‘That’s science’: pain of failure in search of Covid answers
It was a decision made under pressure. Scientists at the University of Queensland were working on perfecting their molecular clamp vaccine technology when the coronavirus outbreak struck.
It was a decision made under pressure. Scientists at the University of Queensland were working early in the year on perfecting their molecular clamp vaccine technology when it became apparent that the coronavirus outbreak that was ravaging Wuhan was sweeping across the world.
The molecular clamp — a prized invention of the UQ team that is able to uniquely stabilise proteins used in vaccines — had been planned to be employed in an influenza vaccine. But in the weeks in the lead up to the declaration of a pandemic, the scientists rapidly switched to using the clamp to formulate a COVID-19 vaccine.
As cases began to appear in Australia, scientists had to quickly choose from a suite of protein fragments that would be added to the coronavirus’s spike protein in the molecular clamp to stabilise it. They settled on a pair that produced the best results: two fragments of a protein found in the human immunodeficiency virus (HIV) that would help lock the SARS-CoV-2 virus into shape.
“The reality was that we tested a number of different constructs in the early days of development, and the HIV fragments were providing the greatest stability,” says Paul Young, head of UQ’s School of Chemistry and Molecular Sciences and a key member of the team that created the vaccine.
The scientists engineered the protein fragments to remove HIV antibody binding sites, and they proceeded with confidence that no human volunteers would develop a reaction to the protein fragments. They were wrong.
Soon after the 216 volunteers who were taking part in the phase 1 trials of the UQ vaccine candidate were injected with their second jab, all of them developed antibodies to the HIV protein fragments. Ultra-sensitive HIV diagnostic assay testing detected the antibodies, giving a positive result which was later ruled negative for HIV.
The volunteers had been informed prior to giving consent to the trial that developing antibodies to HIV was a potential risk. Paul Griffin, the principal investigator with Nucleus Network that was running the clinical trial, was tasked with explaining to the volunteers that the scenario that had been thought to be so unlikely had in fact played out. “It was something that I guess probably wasn’t ideal to see at that point in time,” Professor Griffin says. “But it had already been flagged as a possibility. So it wasn’t something that was a complete surprise.”
Professor Griffin assured the volunteers there was no risk whatsoever that they had been infected with HIV, and the issue was one of cross-reactivity in the tests.

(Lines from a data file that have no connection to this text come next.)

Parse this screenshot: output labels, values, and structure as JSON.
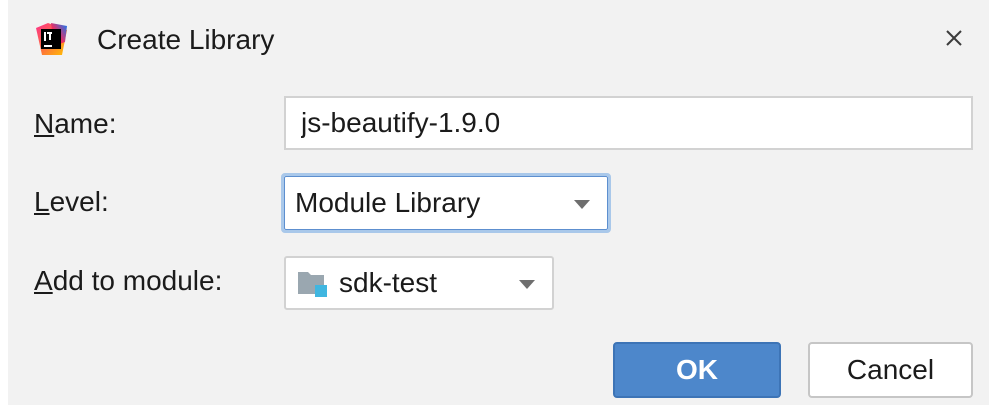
{
  "dialog": {
    "title": "Create Library",
    "app_icon": "intellij-idea-icon",
    "close_icon": "close-icon"
  },
  "form": {
    "name": {
      "label_mnemonic": "N",
      "label_rest": "ame:",
      "value": "js-beautify-1.9.0"
    },
    "level": {
      "label_mnemonic": "L",
      "label_rest": "evel:",
      "selected": "Module Library"
    },
    "module": {
      "label_mnemonic": "A",
      "label_rest": "dd to module:",
      "selected": "sdk-test",
      "icon": "module-folder-icon"
    }
  },
  "buttons": {
    "ok_label": "OK",
    "cancel_label": "Cancel"
  },
  "colors": {
    "dialog_bg": "#f2f2f2",
    "ok_bg": "#4d87cb",
    "focus_border": "#a9c8ea"
  }
}
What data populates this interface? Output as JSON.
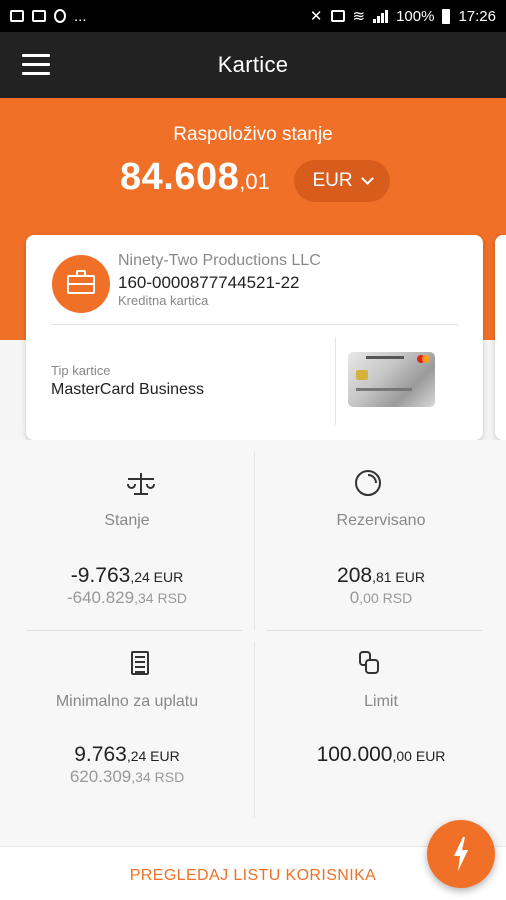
{
  "statusbar": {
    "dots": "...",
    "battery": "100%",
    "time": "17:26"
  },
  "appbar": {
    "title": "Kartice"
  },
  "balance": {
    "label": "Raspoloživo stanje",
    "amount_main": "84.608",
    "amount_decimals": ",01",
    "currency": "EUR"
  },
  "card": {
    "holder": "Ninety-Two Productions LLC",
    "number": "160-0000877744521-22",
    "kind": "Kreditna kartica",
    "type_label": "Tip kartice",
    "type_value": "MasterCard Business"
  },
  "stats": {
    "stanje": {
      "label": "Stanje",
      "main": "-9.763",
      "main_dec": ",24",
      "main_cur": " EUR",
      "sub": "-640.829",
      "sub_dec": ",34",
      "sub_cur": " RSD"
    },
    "rezervisano": {
      "label": "Rezervisano",
      "main": "208",
      "main_dec": ",81",
      "main_cur": " EUR",
      "sub": "0",
      "sub_dec": ",00",
      "sub_cur": " RSD"
    },
    "minimalno": {
      "label": "Minimalno za uplatu",
      "main": "9.763",
      "main_dec": ",24",
      "main_cur": " EUR",
      "sub": "620.309",
      "sub_dec": ",34",
      "sub_cur": " RSD"
    },
    "limit": {
      "label": "Limit",
      "main": "100.000",
      "main_dec": ",00",
      "main_cur": " EUR"
    }
  },
  "footer": {
    "action_label": "PREGLEDAJ LISTU KORISNIKA"
  },
  "icons": {
    "menu": "menu-icon",
    "briefcase": "briefcase-icon",
    "scale": "scale-icon",
    "clock": "clock-icon",
    "document": "document-icon",
    "coins": "coins-icon",
    "bolt": "lightning-icon"
  },
  "colors": {
    "accent": "#f07028",
    "appbar": "#222222",
    "statusbar": "#000000"
  }
}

The volunteers were relaxed and all agreed to continue with the trial.
The federal government was also relatively relaxed about the unfolding situation. But in late July, it had been warned by Adelaide vaccine scientist Nikolai Petrovsky that using HIV protein fragments in the molecular clamp was inadvisable. “No one wanted to listen,” Professor Petrovsky says. “We’ve been trying to warn people from day one.”
Throughout spring, talks took place between the UQ team and the pathology labs in charge of the algorithms that control HIV assay tests, to see whether a solution could be devised in which the volunteers would no longer trigger positive results. A solution could not be found without radically altering testing methods, which was impossible.

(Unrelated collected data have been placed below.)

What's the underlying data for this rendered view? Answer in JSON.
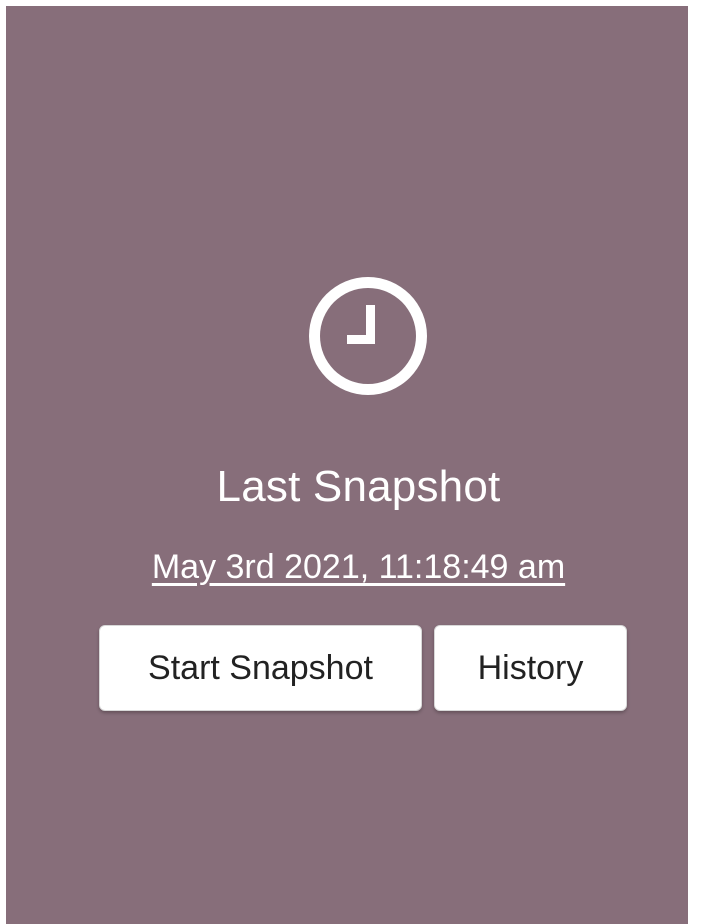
{
  "snapshot": {
    "clock_icon": "clock-icon",
    "title": "Last Snapshot",
    "last_timestamp": "May 3rd 2021, 11:18:49 am",
    "start_button_label": "Start Snapshot",
    "history_button_label": "History"
  },
  "colors": {
    "background": "#876e7a",
    "text": "#ffffff",
    "button_bg": "#ffffff",
    "button_text": "#222222"
  }
}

The situation came to a head this week as the decision loomed as to whether to proceed with phase 3 trials. The UQ team and manufacturer CSL agreed with the federal government that the situation was untenable.
“We worked with HIV specialists and laboratory specialists to map out a different way of screening for HIV, whether it was doable with the tests that were available,” says Russell Basser, senior vice-president of research and development with CSL’s vaccine arm Seqirus.

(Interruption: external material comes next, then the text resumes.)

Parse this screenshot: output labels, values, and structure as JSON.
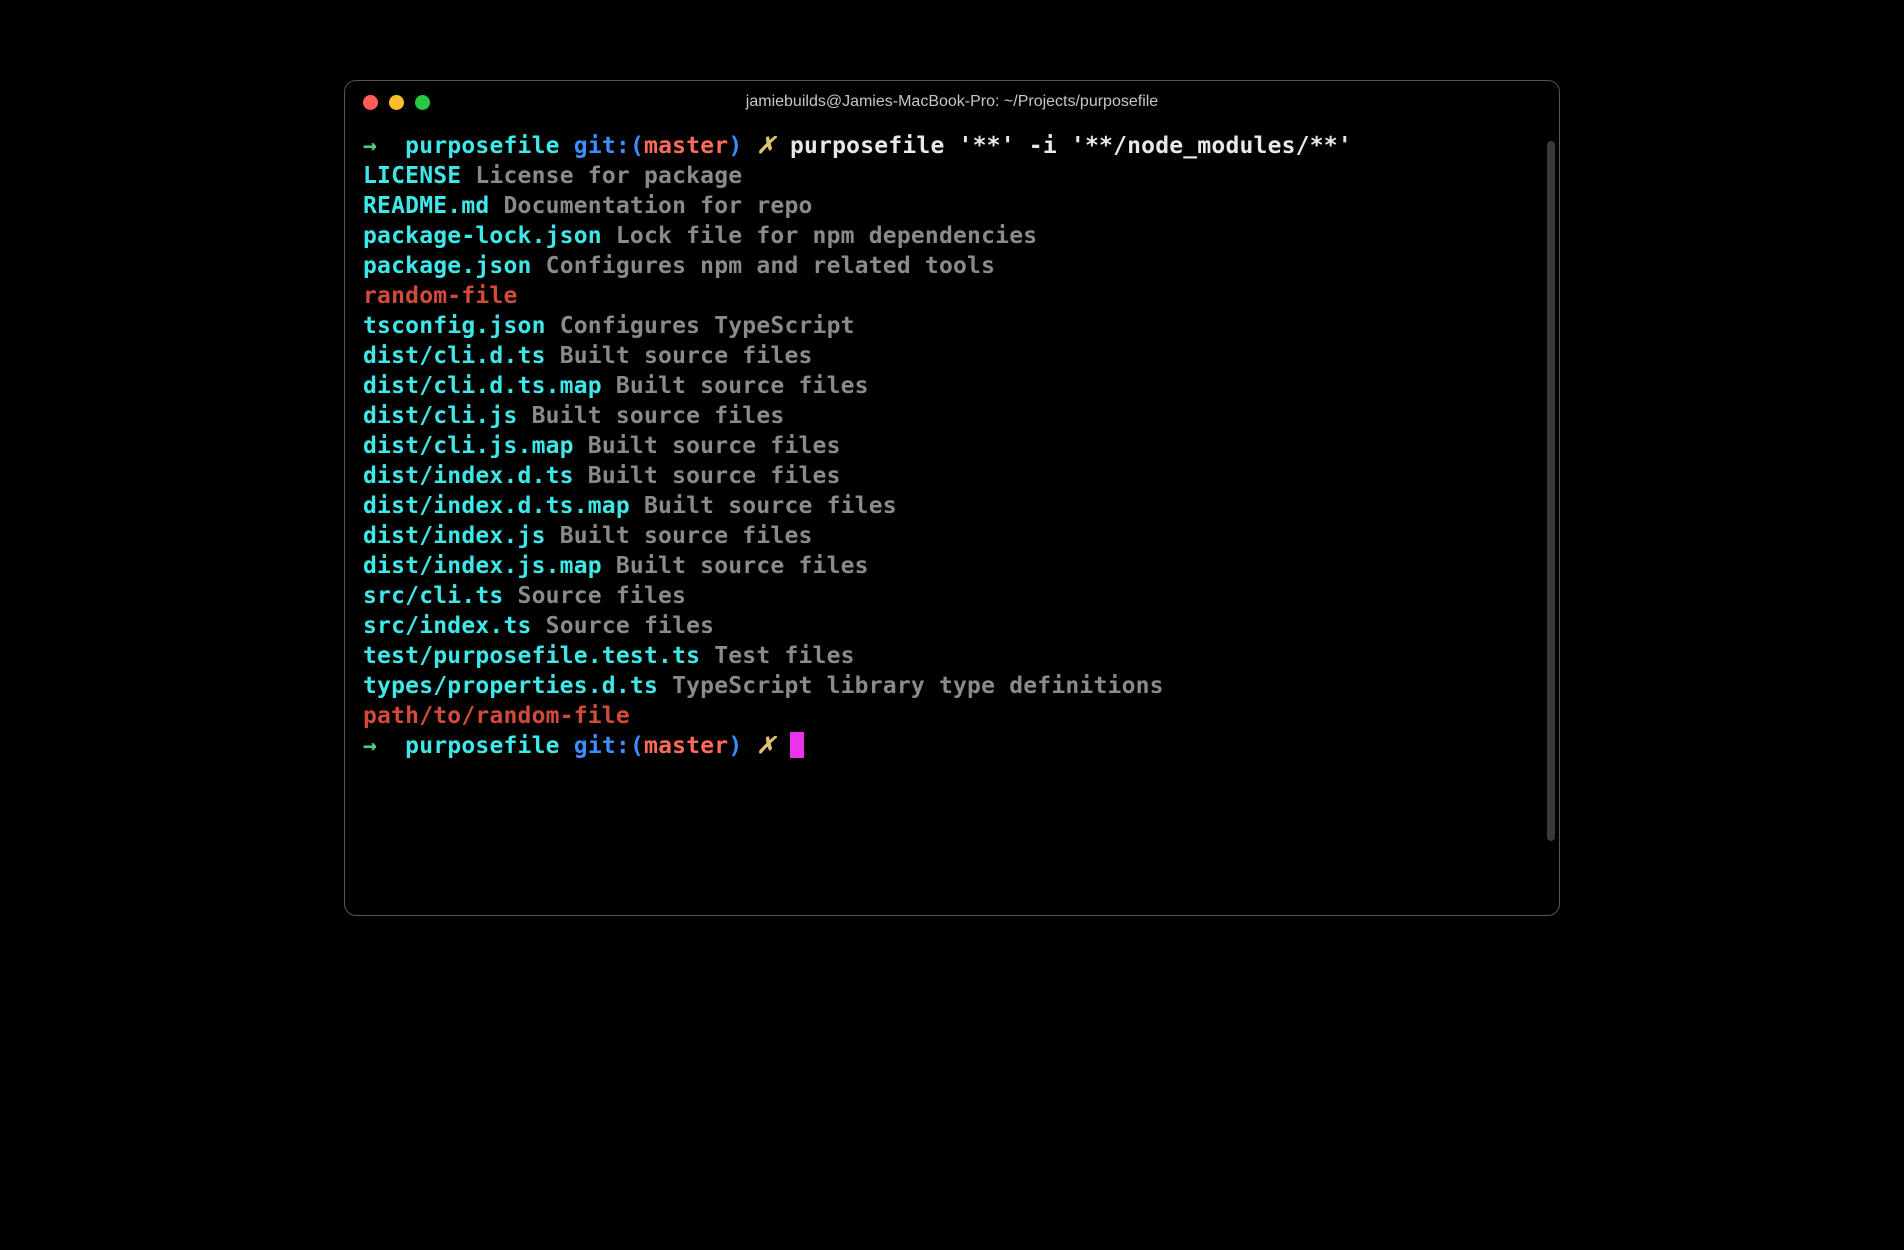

“It seemed to get harder and harder the more we looked at it. Combined with the fact that the antibody levels were not declining particularly rapidly, we felt that the burden was probably too great. We felt that public health confidence needed to be maintained, that there were other (vaccine) options and we just weren’t in a position to continue.”
The fact that there are almost 50 other vaccines in clinical trials around the world is of some comfort to the scientists involved. But the sting of disappointment is nevertheless intense.
“I think there’s probably a single word that sums it up: devastated,” says Professor Young. “For the last 11 months we’ve been living and breathing this particular project, not only the members of the team but their families have all been involved. So it’s challenging times, but that’s science.”